Зимняя сказка из детства

Гульчера Быкова
Ещё в Красноярске завьюжило, заметелило, запуржило,  забуранило, закрутило и понесло. Заблажил, засвистел, завыл, застонал, заухал разбойник-ветер в сосновых ветвях, забил снегом разлапистые ели, закрутил позёмкой по белому взлётному полю. Затревожились пассажиры, поглядывая в зловещее небо. Рейс, к нашему удивлению, не отменили. Сели под завывание шальной метели и  чудом взлетели. Видавший виды «Як», подхваченный потоками звенящего воздуха, стало немилосердно швырять то в  один бок, то в другой, будто и не самолёт это, а утлое берестяное лукошко. Наш летящий ковчег то вдруг  поднимало вверх, то резко бросало вниз и в сторону, ещё вниз... Спаси, сохрани, помилуй нас, Господи!
«И отправляют же людей в такую шальную погоду, — вьются тревожные мысли. — Будто горит у них. Переждали бы до утра в терминале. В такую пургу добрый хозяин собаку на двор не выгонит, а нас ничего, нас за наши деньги можно...»
В иллюминатор лучше не смотреть — так свирепо неистовствует снежное месиво в зловещем котле поднебесья. Завывание взбесившегося ветра да рёв мотора сливаются в ужасающую какофонию, порождая страх и смятение, стискивают виски, перехватывают дыхание. Падающий снег порывами, словно погребальным саваном (чур меня! — придёт же в голову такое...) сносит в сторону, а на смену ему — устрашающие снежные обвалы: один, другой, третий...
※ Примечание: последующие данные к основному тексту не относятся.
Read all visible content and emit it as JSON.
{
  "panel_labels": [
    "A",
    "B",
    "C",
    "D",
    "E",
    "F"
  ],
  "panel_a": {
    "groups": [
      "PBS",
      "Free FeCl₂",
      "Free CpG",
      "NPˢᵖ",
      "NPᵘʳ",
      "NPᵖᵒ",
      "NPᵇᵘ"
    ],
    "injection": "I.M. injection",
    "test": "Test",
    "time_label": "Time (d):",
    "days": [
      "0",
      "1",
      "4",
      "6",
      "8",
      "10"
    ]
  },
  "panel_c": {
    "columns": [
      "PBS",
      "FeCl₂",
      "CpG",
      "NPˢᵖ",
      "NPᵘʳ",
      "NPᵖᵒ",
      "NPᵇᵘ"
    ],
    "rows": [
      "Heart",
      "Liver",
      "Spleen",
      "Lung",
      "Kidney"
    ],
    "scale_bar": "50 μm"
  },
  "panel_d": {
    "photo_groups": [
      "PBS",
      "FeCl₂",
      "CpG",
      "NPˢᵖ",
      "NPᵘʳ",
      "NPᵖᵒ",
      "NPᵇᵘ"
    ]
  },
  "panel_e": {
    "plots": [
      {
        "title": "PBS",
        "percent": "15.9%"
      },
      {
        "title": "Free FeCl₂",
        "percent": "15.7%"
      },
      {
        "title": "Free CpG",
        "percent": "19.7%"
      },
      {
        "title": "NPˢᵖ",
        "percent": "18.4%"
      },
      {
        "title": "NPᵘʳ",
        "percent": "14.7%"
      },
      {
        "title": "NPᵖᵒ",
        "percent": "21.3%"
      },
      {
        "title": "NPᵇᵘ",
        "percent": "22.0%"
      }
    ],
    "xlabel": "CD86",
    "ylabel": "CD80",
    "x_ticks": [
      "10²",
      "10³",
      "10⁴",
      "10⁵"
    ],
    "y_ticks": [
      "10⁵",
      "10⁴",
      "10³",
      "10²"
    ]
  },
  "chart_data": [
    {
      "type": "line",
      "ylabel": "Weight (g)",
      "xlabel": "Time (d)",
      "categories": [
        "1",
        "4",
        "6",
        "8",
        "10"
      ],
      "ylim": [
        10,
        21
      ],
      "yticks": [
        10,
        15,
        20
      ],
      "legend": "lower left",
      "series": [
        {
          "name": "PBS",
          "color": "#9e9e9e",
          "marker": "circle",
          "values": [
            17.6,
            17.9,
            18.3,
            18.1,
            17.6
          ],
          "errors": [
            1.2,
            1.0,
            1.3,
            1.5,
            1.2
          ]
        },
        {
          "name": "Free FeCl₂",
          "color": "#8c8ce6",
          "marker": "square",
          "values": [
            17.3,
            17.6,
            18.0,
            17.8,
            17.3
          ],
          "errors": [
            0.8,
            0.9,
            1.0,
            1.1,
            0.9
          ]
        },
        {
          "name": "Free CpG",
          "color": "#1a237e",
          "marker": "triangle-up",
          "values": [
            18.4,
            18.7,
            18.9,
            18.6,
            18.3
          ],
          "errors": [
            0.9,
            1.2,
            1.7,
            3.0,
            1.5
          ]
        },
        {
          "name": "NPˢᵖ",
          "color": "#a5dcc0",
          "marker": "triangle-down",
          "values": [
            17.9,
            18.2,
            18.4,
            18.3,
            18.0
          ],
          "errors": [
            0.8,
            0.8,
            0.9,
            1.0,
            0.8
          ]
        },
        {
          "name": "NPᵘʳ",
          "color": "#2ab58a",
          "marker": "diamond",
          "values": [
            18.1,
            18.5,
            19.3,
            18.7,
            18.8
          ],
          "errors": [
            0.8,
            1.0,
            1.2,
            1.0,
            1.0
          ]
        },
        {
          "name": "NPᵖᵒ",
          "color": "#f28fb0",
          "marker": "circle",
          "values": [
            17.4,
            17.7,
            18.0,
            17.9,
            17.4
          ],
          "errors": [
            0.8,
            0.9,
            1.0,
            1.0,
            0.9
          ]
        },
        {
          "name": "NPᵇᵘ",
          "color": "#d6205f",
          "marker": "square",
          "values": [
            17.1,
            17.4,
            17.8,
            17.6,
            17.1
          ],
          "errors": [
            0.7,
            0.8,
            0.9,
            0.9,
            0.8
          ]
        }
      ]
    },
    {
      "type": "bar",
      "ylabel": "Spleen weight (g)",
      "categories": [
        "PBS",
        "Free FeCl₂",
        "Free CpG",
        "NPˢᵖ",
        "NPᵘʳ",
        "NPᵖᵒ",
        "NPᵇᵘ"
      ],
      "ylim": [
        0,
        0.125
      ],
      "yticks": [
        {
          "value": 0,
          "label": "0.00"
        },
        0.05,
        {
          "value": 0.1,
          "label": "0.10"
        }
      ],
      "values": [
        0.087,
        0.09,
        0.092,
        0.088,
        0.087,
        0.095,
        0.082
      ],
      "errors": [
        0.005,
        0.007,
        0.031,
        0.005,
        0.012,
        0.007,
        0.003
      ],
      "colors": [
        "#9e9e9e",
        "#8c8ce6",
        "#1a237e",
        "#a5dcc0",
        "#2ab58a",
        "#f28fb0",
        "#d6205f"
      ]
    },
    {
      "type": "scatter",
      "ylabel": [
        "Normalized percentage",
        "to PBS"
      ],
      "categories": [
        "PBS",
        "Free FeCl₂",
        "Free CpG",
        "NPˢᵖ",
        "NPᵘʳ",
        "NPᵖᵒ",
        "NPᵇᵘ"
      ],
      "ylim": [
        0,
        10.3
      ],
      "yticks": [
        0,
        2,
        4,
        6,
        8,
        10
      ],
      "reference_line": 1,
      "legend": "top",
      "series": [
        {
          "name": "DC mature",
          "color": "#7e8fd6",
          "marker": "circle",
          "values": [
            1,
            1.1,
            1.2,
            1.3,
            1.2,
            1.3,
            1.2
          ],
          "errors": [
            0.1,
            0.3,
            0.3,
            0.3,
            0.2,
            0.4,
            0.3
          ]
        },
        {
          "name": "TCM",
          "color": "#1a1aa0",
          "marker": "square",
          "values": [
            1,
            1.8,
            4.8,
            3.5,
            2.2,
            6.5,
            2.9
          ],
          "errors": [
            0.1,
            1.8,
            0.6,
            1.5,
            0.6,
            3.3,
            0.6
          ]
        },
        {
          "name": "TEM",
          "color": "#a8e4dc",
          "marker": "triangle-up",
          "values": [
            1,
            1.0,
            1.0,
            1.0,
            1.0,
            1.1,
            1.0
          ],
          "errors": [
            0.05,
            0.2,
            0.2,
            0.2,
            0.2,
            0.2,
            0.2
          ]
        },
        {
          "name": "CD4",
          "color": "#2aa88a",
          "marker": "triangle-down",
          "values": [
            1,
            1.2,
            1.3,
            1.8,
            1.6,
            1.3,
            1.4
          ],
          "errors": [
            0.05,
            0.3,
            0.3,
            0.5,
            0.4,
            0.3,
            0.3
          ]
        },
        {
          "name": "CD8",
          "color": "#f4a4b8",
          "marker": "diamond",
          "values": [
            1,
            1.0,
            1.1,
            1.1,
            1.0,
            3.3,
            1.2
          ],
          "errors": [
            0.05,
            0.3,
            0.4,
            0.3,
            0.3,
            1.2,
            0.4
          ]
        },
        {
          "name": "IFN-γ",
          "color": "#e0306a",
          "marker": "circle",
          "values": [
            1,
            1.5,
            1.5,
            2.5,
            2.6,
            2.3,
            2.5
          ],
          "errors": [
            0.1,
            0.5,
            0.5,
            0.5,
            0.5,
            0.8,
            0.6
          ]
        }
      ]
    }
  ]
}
— Всемилостивая, Владычица моя, Пресвятая Госпожа, Всепречистая Дева, Богородица Мария, — шепчу в смятении, — Матерь Божия… — Самолёт словно проваливается вниз в завывающую чёрную бездну. И назад повернуть нельзя, и вперёд лететь... — Господи, помоги лётчикам! Матерь Божия... — пытаюсь сосредоточиться на молитве святого Серафима Саровского, открытой им перед смертью старцу Симеону Сиверскому с наказом передать её православным христианам, ибо молитва сия не простая,  чудотворная. Всю жизнь обращался Серафим ею к Богородице, и Пречистая являлась ему восьмижды. Истинно — молитва чудеса творит. Много тому свидетельств имеется, — ...несомненная единая моя надежда, не гнушайся меня, не отвергни меня, не остави меня, не отступи от меня, заступись, попроси, услышь, увидь, Госпожа, помоги, прости, прости, Пречистая. Как приземлимся? Удачно ли? С Божьей помощью?  — думалось со страхом. Та же мысль застыла в глазах и других пассажиров.
И вдруг вспомнилось, словно высветилось в памяти, приземление из шукшинского рассказа «Чудик», над которым я хохотала как безумная, когда читала первый раз.
 «— Пристегнитесь ремнями! — сказала миловидная молодая женщина. — Идём на посадку.
Чудик послушно застегнул ремень. А сосед — ноль внимания. Чудик осторожно тронул его:
— Велят ремень застегнуть.
— Ничего, — сказал сосед. Отложил газету...
Быстро стали снижаться. Вот уже земля — рукой подать, стремительно летит назад. А толчка всё нет. Как потом объяснили знающие люди, лётчик «промазал». Наконец толчок, и всех начинает так швырять, что послышался зубовный стук и скрежет. Это читатель с газетой сорвался с места, боднул Чудика лысой головой, потом приложился к иллюминатору (в этом месте я так начала давиться от смеха, что стало стыдно...), потом очутился на полу. За это время он не издал ни одного звука. И все вокруг тоже молчали — это поразило Чудика. Он тоже молчал. Стали. Первые, кто опомнился, глянули в иллюминаторы и обнаружили, что самолёт — на картофельном поле. Из пилотской кабины вышел мрачноватый лётчик и пошёл к выходу.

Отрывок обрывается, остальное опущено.